Details of the Placing
The Placing is to be effected on behalf of the Company by Collins Stewart Europe Limited (“Collins Stewart”), Daniel Stewart & Company plc (“Daniel Stewart”) and Matrix Corporate Capital LLP (“Matrix”) (together the “Placing Agents”) pursuant to a placing agreement (the “Placing Agreement”). Pursuant to the Placing Agreement, Matrix, Daniel Stewart and Collins Stewart have agreed, subject to certain conditions, to use their reasonable endeavours to procure subscribers for up to 100,000,000 Placing Shares in aggregate.
The Placing Agreement contains warranties in favour of the Placing Agents given by the Company with respect to its business and certain matters connected with the Placing. In addition, the Company has given customary indemnities to the Placing Agents in connection with the Placing and their performance of services in relation to the Placing. The Placing Agents have certain rights to terminate the Placing Agreement in specified circumstances, save that the Placing Agreement may not be terminated by the Placing Agents following the first closing. In addition to commissions payable to the Placing Agents, up to 3,333,333 warrants to subscribe Ordinary Shares at a price of 3p per share will be issued to Matrix. Such warrants will be exercisable for a period of 3 years.
Conversion of Loan Notes
On 24 June 2008, the Company announced that it had agreed £2.5 million in secured loan note financing from Awal Bank and Merlin Biosciences Fund (the “Loan Notes”).
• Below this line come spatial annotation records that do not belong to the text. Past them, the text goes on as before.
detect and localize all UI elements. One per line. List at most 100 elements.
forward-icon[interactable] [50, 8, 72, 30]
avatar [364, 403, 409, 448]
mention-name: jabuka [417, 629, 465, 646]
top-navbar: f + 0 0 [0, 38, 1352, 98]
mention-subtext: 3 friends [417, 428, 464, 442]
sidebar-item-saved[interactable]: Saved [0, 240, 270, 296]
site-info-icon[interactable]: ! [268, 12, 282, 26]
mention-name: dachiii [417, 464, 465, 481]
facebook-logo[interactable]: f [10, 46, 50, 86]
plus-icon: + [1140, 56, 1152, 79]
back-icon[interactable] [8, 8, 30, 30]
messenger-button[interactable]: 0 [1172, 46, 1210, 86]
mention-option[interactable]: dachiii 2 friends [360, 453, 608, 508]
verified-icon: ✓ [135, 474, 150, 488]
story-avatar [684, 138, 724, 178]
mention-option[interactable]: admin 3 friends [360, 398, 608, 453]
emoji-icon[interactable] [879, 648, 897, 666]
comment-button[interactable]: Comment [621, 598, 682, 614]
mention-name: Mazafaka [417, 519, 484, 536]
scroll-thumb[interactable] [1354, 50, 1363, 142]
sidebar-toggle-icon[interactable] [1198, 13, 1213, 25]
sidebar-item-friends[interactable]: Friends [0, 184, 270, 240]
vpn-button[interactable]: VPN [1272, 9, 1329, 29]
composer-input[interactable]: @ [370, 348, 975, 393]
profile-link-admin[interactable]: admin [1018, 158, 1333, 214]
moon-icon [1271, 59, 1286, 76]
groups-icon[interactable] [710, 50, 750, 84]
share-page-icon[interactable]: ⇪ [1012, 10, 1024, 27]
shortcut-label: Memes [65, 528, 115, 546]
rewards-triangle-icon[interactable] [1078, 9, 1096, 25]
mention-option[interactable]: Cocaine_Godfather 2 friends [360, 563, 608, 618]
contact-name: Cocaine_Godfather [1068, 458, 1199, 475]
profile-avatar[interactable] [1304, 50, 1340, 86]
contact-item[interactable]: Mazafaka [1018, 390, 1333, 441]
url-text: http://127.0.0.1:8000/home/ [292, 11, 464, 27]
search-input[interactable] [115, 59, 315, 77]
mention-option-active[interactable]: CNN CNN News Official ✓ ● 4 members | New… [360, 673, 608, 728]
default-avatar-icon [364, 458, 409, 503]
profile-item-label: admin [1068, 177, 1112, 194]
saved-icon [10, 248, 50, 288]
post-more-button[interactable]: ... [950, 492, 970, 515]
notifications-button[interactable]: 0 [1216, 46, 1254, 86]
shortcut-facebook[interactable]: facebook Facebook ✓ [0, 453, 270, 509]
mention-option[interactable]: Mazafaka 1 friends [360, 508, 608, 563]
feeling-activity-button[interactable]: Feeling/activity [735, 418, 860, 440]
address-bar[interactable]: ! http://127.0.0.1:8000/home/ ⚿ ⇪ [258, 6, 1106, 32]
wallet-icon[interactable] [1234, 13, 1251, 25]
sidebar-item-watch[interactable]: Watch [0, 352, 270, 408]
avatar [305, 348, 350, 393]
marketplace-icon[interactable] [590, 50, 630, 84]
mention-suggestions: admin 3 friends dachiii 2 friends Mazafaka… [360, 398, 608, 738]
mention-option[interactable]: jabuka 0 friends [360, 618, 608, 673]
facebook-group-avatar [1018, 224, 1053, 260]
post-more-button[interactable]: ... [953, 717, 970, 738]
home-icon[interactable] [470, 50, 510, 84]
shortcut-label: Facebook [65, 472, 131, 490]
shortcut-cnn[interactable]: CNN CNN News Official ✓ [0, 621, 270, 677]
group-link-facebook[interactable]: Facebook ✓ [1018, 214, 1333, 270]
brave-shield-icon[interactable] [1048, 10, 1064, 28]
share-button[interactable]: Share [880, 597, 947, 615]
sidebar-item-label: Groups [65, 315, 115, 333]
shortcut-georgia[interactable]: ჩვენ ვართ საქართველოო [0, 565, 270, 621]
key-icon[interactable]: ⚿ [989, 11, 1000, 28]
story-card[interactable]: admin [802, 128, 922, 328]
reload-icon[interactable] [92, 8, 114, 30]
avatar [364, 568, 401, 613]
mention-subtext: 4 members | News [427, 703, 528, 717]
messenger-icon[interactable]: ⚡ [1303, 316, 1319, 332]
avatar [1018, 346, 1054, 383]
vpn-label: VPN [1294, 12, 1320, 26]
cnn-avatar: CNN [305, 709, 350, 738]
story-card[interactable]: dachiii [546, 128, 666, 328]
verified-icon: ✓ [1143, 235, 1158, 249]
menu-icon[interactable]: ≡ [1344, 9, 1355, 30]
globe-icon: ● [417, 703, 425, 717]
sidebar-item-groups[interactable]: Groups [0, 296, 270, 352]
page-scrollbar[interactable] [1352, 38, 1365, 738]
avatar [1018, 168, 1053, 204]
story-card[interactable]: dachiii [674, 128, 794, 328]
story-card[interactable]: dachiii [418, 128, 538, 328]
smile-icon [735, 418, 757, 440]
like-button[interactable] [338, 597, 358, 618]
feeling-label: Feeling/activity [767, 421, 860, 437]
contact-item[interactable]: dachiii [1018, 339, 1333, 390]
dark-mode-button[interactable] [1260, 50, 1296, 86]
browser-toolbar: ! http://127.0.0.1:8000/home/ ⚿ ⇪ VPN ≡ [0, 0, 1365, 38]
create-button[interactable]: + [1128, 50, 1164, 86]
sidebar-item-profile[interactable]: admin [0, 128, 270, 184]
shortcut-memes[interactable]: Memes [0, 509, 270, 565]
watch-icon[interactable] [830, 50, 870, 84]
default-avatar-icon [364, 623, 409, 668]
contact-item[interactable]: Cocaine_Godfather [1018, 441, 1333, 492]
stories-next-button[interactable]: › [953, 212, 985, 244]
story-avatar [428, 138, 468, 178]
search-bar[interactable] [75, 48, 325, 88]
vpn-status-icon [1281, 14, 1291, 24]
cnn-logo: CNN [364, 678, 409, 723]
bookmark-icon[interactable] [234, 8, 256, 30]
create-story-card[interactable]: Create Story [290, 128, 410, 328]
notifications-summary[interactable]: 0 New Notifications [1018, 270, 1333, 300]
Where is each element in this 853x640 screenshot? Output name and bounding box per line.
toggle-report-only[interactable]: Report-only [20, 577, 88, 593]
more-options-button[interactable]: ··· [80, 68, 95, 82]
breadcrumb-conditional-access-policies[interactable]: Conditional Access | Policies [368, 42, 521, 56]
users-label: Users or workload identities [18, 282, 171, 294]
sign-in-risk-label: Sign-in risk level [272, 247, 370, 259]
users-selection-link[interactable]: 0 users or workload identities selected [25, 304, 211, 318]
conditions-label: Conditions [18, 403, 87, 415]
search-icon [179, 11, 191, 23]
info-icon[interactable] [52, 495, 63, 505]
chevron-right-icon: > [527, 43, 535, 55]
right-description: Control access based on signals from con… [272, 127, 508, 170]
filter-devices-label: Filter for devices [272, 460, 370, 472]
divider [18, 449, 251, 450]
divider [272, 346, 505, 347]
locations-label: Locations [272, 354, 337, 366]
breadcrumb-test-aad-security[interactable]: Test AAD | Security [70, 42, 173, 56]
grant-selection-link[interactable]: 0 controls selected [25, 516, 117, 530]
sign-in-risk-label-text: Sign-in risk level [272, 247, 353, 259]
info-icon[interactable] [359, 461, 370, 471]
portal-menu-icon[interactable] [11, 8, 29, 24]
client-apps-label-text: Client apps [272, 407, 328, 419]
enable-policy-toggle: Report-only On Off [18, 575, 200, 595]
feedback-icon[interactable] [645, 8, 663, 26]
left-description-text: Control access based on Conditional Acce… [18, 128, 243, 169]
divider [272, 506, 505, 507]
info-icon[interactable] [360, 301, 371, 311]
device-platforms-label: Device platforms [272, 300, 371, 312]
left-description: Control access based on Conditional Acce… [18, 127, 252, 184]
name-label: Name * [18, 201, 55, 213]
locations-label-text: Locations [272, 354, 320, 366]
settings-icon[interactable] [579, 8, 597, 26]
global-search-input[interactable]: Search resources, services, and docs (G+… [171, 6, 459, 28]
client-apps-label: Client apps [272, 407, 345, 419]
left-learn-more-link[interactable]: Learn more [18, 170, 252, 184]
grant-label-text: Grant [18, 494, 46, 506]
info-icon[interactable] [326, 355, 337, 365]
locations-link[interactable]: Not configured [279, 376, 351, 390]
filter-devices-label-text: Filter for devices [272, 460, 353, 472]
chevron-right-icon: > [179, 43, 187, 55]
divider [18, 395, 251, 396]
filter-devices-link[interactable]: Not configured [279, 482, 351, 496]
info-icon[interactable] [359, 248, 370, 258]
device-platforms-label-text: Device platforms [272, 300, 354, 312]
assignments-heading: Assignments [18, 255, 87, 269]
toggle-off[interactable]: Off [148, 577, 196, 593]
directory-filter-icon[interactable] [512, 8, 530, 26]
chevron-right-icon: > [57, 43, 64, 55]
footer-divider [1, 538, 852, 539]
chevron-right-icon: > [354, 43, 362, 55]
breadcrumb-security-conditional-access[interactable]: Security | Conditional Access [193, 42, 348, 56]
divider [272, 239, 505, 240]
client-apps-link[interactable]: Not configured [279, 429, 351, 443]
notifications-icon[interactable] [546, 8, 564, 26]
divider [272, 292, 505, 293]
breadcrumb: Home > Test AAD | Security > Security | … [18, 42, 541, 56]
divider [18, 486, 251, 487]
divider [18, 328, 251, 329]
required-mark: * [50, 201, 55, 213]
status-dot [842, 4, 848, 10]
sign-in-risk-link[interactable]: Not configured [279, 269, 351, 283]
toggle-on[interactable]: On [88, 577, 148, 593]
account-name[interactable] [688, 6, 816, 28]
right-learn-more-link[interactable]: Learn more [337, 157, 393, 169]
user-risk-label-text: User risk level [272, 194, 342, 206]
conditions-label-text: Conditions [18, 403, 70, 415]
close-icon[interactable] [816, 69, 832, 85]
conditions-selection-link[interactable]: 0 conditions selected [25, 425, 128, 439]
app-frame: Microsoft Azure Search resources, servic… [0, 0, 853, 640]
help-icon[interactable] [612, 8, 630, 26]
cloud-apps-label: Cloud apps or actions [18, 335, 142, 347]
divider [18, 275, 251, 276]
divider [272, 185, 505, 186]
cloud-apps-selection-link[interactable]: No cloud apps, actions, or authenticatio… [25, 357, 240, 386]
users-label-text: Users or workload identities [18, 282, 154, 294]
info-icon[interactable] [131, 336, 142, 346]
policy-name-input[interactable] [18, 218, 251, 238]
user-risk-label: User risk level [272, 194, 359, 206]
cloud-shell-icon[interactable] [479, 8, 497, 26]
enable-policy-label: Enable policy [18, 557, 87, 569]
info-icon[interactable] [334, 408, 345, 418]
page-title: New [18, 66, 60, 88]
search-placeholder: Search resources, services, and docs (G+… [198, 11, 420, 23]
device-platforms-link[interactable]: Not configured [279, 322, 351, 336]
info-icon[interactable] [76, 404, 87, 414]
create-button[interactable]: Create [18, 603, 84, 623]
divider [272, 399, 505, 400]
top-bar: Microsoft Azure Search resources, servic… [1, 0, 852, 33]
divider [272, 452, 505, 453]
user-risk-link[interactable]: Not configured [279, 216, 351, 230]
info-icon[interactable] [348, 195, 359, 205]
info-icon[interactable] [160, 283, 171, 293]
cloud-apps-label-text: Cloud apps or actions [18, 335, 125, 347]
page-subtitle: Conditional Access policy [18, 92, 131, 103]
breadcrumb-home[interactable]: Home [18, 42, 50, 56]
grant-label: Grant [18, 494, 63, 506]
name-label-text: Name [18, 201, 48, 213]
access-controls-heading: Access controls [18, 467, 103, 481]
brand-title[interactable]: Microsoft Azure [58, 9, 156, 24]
The Company has fully drawn down the Loan Notes, on which interest accrues at LIBOR plus 2%. The Company and the Loan Note holders have entered into a conversion agreement which varies the price of conversion under the Loan Notes, whereby, to the extent that such a conversion would not give rise to an obligation to make an offer under Rule 9 of the UK Takeover Code, the outstanding Loan Notes plus accrued interest (totalling approximately £2.57 million in aggregate) will be capitalised into Ordinary Shares at a price of 3 pence per share, conditional on completion of the Placing. The Company expects that the Loan Notes will be fully converted, and on this basis expects to issue approximately 86 million further Ordinary Shares no later than 1 June 2009. A further announcement will be made once the Loan Notes have been converted. The Directors of the Company consider, having consulted with the Company’s nominated adviser, Collins Stewart, that the terms of conversion are fair and reasonable in so far as the Company’s shareholders are concerned.
Details of the EGM
The EGM will be held at the offices of Morrison & Foerster, 7th Floor, CityPoint, One Ropemaker Street, London EC2Y 9AW, at 10.00 a.m. on 3 April 2009. A form of proxy for use at the EGM is enclosed with the circular sent to shareholders. The form of proxy should be completed and returned to the Company’s registrars, Computershare Investor Services plc, PO Box 1075, The Pavilions, Bridgwater Road, Bristol BS99 3FA, in accordance with the instructions printed on it as soon as possible and, in any event, so as to be received no later than 10.00 a.m. on 1 April 2009. Completion and return of a form of proxy will not preclude shareholders from attending and voting in person at the EGM should they so wish.
The authorities to be sought at the EGM are additional to the existing authorities conferred on the Directors at the Company’s Annual General Meeting held on 19 September 2008, as included a general authority in respect of the allotment of securities having a nominal value of £308,335.06 (equivalent to 30,833,506 Ordinary Shares).
The Directors consider the proposed Placing to be in the best interests of the Company and its shareholders as a whole and accordingly unanimously recommend that shareholders vote in favour of the resolution to be proposed at the EGM.